3) Want perl oneliner for learning purpose for 2)
Googled for a while, but no example for my exact case. Thanks a lot!

The following code:

echo 'The quick brown fox jumps over the lazy dog' | perl -le 'print join "$/", grep /\S/, split //,<>'

produces:

T
h
e
q
u
i
c
k
b
r
o
w
n
f
o
x
j
u
m
p
s
o
v
e
r
t
h
e
l
a
z
y
d
o
g

Could you clarify what exactly do you mean by "ignore the case"?

I meant to combine upper case and lower case letters. In this example only T and t are redundant. So that letter "t" appears 2 times, not 1 for each. Thanks!
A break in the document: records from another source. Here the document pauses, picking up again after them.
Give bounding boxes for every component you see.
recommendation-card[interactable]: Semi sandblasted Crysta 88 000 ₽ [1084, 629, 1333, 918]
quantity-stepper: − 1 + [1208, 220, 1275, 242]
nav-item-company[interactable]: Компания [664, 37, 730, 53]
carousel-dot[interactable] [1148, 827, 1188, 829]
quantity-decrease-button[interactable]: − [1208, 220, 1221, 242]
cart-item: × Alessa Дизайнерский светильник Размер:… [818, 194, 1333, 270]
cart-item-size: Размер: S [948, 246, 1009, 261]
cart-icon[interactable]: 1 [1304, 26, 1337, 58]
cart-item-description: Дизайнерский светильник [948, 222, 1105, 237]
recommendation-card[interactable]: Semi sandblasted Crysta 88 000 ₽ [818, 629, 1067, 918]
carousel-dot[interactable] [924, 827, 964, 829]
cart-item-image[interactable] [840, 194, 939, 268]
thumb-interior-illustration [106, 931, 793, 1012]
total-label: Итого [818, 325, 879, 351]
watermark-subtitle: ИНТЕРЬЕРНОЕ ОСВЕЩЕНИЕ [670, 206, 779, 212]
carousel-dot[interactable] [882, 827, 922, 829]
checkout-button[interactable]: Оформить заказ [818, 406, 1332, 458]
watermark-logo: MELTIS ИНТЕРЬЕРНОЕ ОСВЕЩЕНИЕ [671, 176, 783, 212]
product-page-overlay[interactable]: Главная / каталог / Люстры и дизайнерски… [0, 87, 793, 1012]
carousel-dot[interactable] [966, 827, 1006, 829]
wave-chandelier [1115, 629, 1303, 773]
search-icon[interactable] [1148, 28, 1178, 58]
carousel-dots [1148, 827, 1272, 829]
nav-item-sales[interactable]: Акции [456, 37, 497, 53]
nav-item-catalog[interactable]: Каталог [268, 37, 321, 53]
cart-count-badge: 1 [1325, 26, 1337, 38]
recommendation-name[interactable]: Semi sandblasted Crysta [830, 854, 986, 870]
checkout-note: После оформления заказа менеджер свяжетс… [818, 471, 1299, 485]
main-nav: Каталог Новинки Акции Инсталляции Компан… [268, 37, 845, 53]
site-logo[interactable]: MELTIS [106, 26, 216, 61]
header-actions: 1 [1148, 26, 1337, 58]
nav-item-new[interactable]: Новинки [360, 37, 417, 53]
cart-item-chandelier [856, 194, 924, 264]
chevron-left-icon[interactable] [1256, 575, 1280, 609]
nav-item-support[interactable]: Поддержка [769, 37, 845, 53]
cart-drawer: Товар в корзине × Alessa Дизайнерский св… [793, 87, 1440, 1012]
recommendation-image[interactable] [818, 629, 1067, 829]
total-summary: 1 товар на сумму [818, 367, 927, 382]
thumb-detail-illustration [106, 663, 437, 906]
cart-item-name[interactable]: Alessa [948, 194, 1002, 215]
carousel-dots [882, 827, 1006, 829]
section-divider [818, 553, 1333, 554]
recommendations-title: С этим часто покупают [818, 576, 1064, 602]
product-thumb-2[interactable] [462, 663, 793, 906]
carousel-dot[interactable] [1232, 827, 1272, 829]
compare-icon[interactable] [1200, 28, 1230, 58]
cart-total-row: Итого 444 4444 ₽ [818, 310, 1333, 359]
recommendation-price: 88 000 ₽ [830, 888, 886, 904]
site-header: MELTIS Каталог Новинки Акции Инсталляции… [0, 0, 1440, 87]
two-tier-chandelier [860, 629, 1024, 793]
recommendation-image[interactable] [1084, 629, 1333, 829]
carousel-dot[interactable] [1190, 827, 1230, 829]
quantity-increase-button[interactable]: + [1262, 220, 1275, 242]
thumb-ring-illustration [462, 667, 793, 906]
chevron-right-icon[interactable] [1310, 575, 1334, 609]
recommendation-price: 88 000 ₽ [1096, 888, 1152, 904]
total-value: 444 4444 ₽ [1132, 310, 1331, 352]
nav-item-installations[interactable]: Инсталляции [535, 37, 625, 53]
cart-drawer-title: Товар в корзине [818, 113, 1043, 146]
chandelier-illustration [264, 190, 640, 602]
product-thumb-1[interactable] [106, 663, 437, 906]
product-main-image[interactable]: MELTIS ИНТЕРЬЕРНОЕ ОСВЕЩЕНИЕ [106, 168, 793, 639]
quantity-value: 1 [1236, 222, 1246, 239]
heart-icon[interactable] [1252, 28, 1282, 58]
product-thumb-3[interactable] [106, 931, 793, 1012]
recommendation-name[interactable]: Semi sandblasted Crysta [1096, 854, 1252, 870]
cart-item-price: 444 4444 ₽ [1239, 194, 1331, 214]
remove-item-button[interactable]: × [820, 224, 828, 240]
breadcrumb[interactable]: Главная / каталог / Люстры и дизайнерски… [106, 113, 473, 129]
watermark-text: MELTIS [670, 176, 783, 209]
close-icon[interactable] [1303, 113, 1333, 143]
echo 'The quick brown fox jumps over the lazy dog' | 
  perl -le 'print join "$/", grep /\S/ && !$_{"\L$_"}++, split //, <>
    '      

If you need the number of occurrences:

echo 'The quick brown fox jumps over the lazy dog' | 
  perl -le '/\S/ and $l{$_} = ++$cnt{"\L$_"} for split //, <>;
  END {
    print $cnt{"\L$_"}, " ", $_
      for keys %l;
    }'   

Do you need to preserve the original order?

Thanks roudlov!
There is small bug where "T" and "t" were both counted 2 times. Actually only "t" is needed as "T" should be counted as "t". Anyway, "split //, <>" played the trick for my case. I can pipe the output with sort | unique to get the count:

echo 'The quick brown fox jumps over the lazy dog' | perl -le 'print join "$/", grep /\S/, split //, <>' | tr '[:upper:]' '[:lower:]' | sort | uniq -c

By the way, do you have a good resource to learn perl oneliner? Thanks again!

All in Perl:

echo 'The quick brown fox jumps over the lazy dog' | 
  perl -le '/\S/ and $cnt{"\L$_"}++ for split //, <>;
  END {
    print "$cnt{$_} $_"
      for sort keys %cnt;
    }'

If I understand correctly what you mean by "perl oneliner",
I would suggest Effective Perl Programming: Ways to Write Better, More Idiomatic Perl (2nd Edition).